Gaat het over u? Dan hebt u niet de waarheid gekocht. Dan kent u geen ware vreugde. Hoogstens wat kunstmatige vreugde en genotscultuur. U bent diep te beklagen. U koestert harde gedachten van God, maar u kent niet de voorsmaken van de hemel. U bent niet meer dan een godsdienstig mens, ten diepste gaat u, ondanks al uw godsdienst op in ijdelheid en lichtzinnigheid. U bent weggezonken in ongerechtigheid en vleselijke gerustheid. Ik vraag u: moet dat zo doorgaan tot u weggevaagd zult worden met de bezem des verderfs naar de buitenste duisternis? Bidt toch gedurig en onophoudelijk of de Heere u door Zijn almachtige en milde Handen wil zetten op de brede heirbaan van Zijn Koninkrijk. “En het geschiedde als Hij hen zegende…”.

Zo kunnen zij in de opperzaal bidden om de komst van de Heilige Geest. Die zal hen aangorden. Hen wacht een grote taak, zij moeten Zijn getuigen zijn. Hun getuigenis zal hen echter niet in dank worden afgenomen. Getuige zijn, krijgt al spoedig de klank van martelaar zijn.

De mensen zitten niet op het Evangelie te wachten. Overal tegenstand en verzet. Maar bij velen zal door de liefde Gods het taaie verzet stukbreken. Dat kan alleen de Heere. Maar zij moeten getrouw zijn en moeten met de moed van een leeuw de banier van het Evangelie planten in alle creaturen.

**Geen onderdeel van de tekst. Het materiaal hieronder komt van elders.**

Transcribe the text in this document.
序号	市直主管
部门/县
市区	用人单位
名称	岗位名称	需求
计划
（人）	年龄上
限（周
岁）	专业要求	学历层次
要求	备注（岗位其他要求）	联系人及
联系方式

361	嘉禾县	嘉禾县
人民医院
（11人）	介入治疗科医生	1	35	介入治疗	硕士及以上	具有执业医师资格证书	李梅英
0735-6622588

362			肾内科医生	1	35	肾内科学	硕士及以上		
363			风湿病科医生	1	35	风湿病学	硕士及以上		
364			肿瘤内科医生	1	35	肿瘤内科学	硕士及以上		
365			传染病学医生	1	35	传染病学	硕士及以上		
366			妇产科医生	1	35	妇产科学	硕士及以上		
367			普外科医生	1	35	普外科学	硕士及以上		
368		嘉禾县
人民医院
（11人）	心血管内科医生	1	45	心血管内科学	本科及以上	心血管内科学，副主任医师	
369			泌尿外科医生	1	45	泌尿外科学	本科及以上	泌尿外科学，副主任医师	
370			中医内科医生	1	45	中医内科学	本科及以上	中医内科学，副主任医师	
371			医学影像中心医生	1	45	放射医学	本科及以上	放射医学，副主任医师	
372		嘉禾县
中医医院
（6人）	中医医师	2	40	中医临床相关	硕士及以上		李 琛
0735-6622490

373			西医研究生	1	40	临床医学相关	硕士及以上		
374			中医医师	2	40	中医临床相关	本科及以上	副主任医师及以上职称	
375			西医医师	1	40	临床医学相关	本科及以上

Gelukkig ieder die zijn ongeluksstaat en doodsstaat heeft leren kennen en bewenen. Wat is het nodig dat we door hartvernieuwende genade onszelf in onze ware gedaante leren kennen. Dat is de gedaante van Adam! Dan zult u ook mogen zeggen: “Al wat aan Hem is, is gans begeerlijk.” Dan zal dat litteken in Zijn zegenende Handen u duidelijke taal spreken. Daarom kan Hij zegenen. En daarom alleen. En dat sluit alles van de mens uit. Dat leer ik pas verstaan wanneer ik inleef enkel vloek en doem te zijn. Stof en stank. “En het geschiedde als Hij hen zegenende.” Het betekent toekomst voor verlorenen en zaligheid voor rampzaligen. Als het Hoofd in de hemel is, zijn de leden van het Lichaam van Christus hemelsgezind. Maar wat is het vaak daar ver vandaan. Het wordt slechts beoefend in een stervend leven. Hoe meer ik sterf, hoe meer ik leef. Hoe meer ik sterf, hoe meer ik ook zing: “ ‘k Zal dan gedurig bij U zijn!” Een godzalig predikant drukte het zó uit: “als ik in de hemel kom zal ik het diepst bukken van allemaal, maar mijn stem zal boven alles uitklinken: “Gij hebt ons Gode gekocht met Uw bloed”.